The first round of the AFL Draft may have already come and gone, but Dylan Buckley believes those taken in the latter stages could be in for an even better experience than the top dogs.
The first round of the national draft was staged at Marvel Stadium last night, with the remainder of the national draft, the pre-season and rookie drafts to play out tonight and tomorrow morning.
Buckley was the special guest on Episode 3 of Sport Insights with Emageo, speaking about both of his draft experiences, first in the national draft as a teenager in 2011 and then in 2017 when he was taken by Greater Western Sydney in the rookie draft.

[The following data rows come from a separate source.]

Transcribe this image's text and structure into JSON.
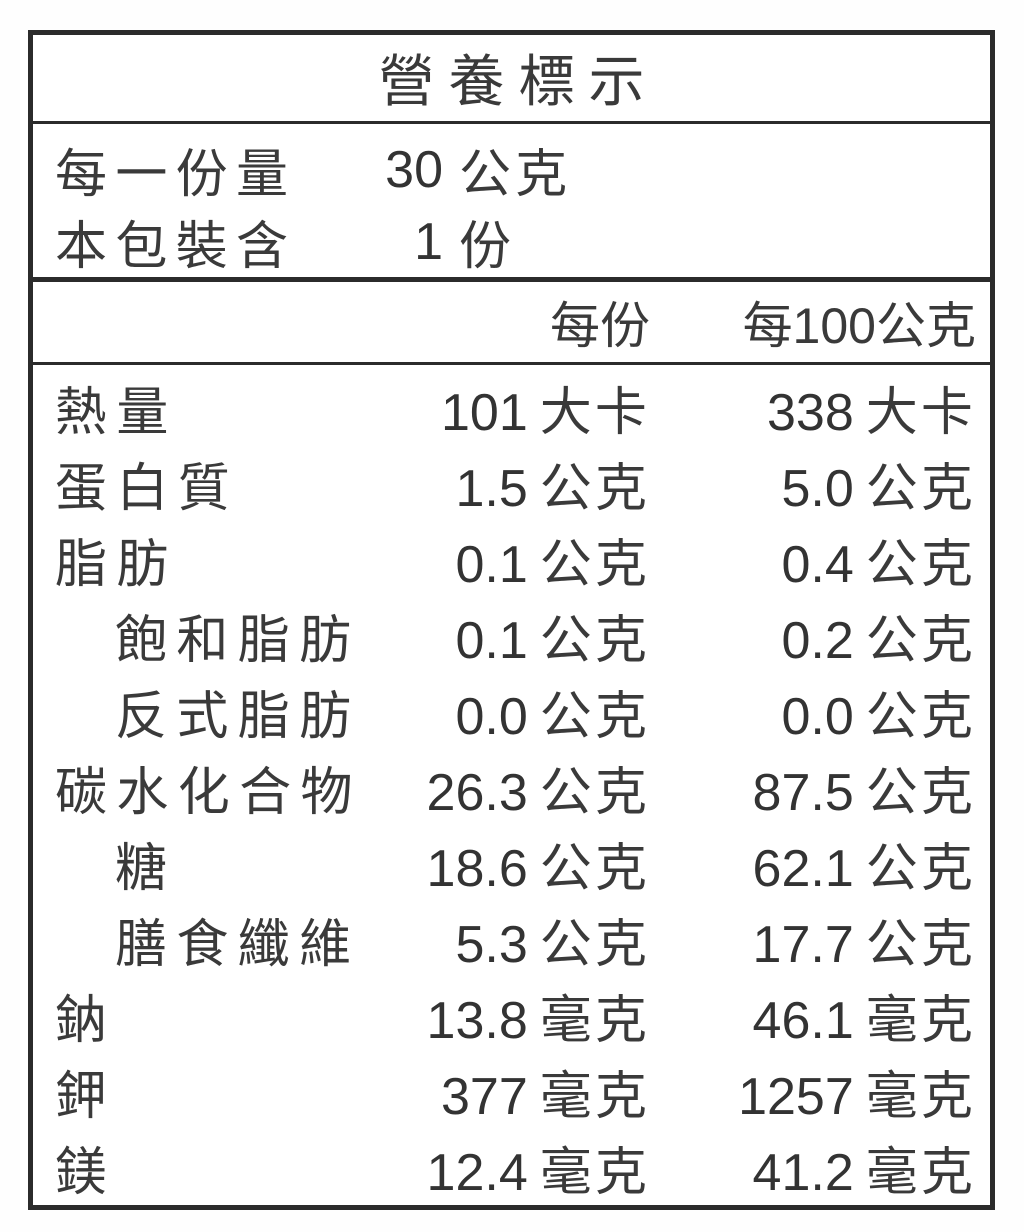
{
  "label": {
    "title": "營養標示",
    "serving_rows": [
      {
        "label": "每一份量",
        "num": "30",
        "unit": "公克"
      },
      {
        "label": "本包裝含",
        "num": "1",
        "unit": "份"
      }
    ],
    "col_headers": {
      "per_serving": "每份",
      "per_100g": "每100公克"
    }
  },
  "rows": [
    {
      "label": "熱量",
      "v1n": "101",
      "v1u": "大卡",
      "v2n": "338",
      "v2u": "大卡"
    },
    {
      "label": "蛋白質",
      "v1n": "1.5",
      "v1u": "公克",
      "v2n": "5.0",
      "v2u": "公克"
    },
    {
      "label": "脂肪",
      "v1n": "0.1",
      "v1u": "公克",
      "v2n": "0.4",
      "v2u": "公克"
    },
    {
      "label": "飽和脂肪",
      "v1n": "0.1",
      "v1u": "公克",
      "v2n": "0.2",
      "v2u": "公克"
    },
    {
      "label": "反式脂肪",
      "v1n": "0.0",
      "v1u": "公克",
      "v2n": "0.0",
      "v2u": "公克"
    },
    {
      "label": "碳水化合物",
      "v1n": "26.3",
      "v1u": "公克",
      "v2n": "87.5",
      "v2u": "公克"
    },
    {
      "label": "糖",
      "v1n": "18.6",
      "v1u": "公克",
      "v2n": "62.1",
      "v2u": "公克"
    },
    {
      "label": "膳食纖維",
      "v1n": "5.3",
      "v1u": "公克",
      "v2n": "17.7",
      "v2u": "公克"
    },
    {
      "label": "鈉",
      "v1n": "13.8",
      "v1u": "毫克",
      "v2n": "46.1",
      "v2u": "毫克"
    },
    {
      "label": "鉀",
      "v1n": "377",
      "v1u": "毫克",
      "v2n": "1257",
      "v2u": "毫克"
    },
    {
      "label": "鎂",
      "v1n": "12.4",
      "v1u": "毫克",
      "v2n": "41.2",
      "v2u": "毫克"
    }
  ],
  "colors": {
    "text": "#333333",
    "border": "#2b2b2b",
    "background": "#ffffff"
  }
}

Buckley explained how he had kept the possibility of heading to the Giants from his family, friends and fiance because he wasn’t sure it would come off.
On the day of the draft, he said he felt sick and kept checking his phone.
“I was looking for the Giants logo and saw it next to my name,” Buckley said. “To this day it gives me goosebumps. It was just the most incredible feeling. So I’m so excited for guys like that … in the rookie draft to experience that.
“I think that the draft night is best for those guys that don’t know – there’s a bit of a cloud. Because I think it means a lot more to them, it means a lot to everyone but it means a lot more when you’ve probably been worrying about it for your whole life. The top 10, they know they are going to go somewhere, it’s more just the angst of seeing where it is. Those guys that were in the position of not knowing, from my experience it was just absolutely incredible and they work really hard when they get in there because they know the opportunity might not have happened.”
Buckley was positive about both his time at the Blues and the Giants, managing 41 games over eight years in the AFL system.
The 26-year-old described leaving Carlton as a mutual break up, saying “we knew we weren’t right for each other any more.”
“The industry is harsh but I sort of do think at the end of the day we are blessed,” Buckley said. “We’re absolutely blessed to spend one day (or even) eight years in an AFL system. The game doesn’t really owe us anything.
“We are just passengers, we get to wear the jumpers and have our names on the list and do that for a living. It’s an opportunity that you can’t say no to and I’ll be forever grateful. I think I saw a stat that 0.03 of footballers get to play at the highest level. To say I’ve done that eight years is incredible to say.”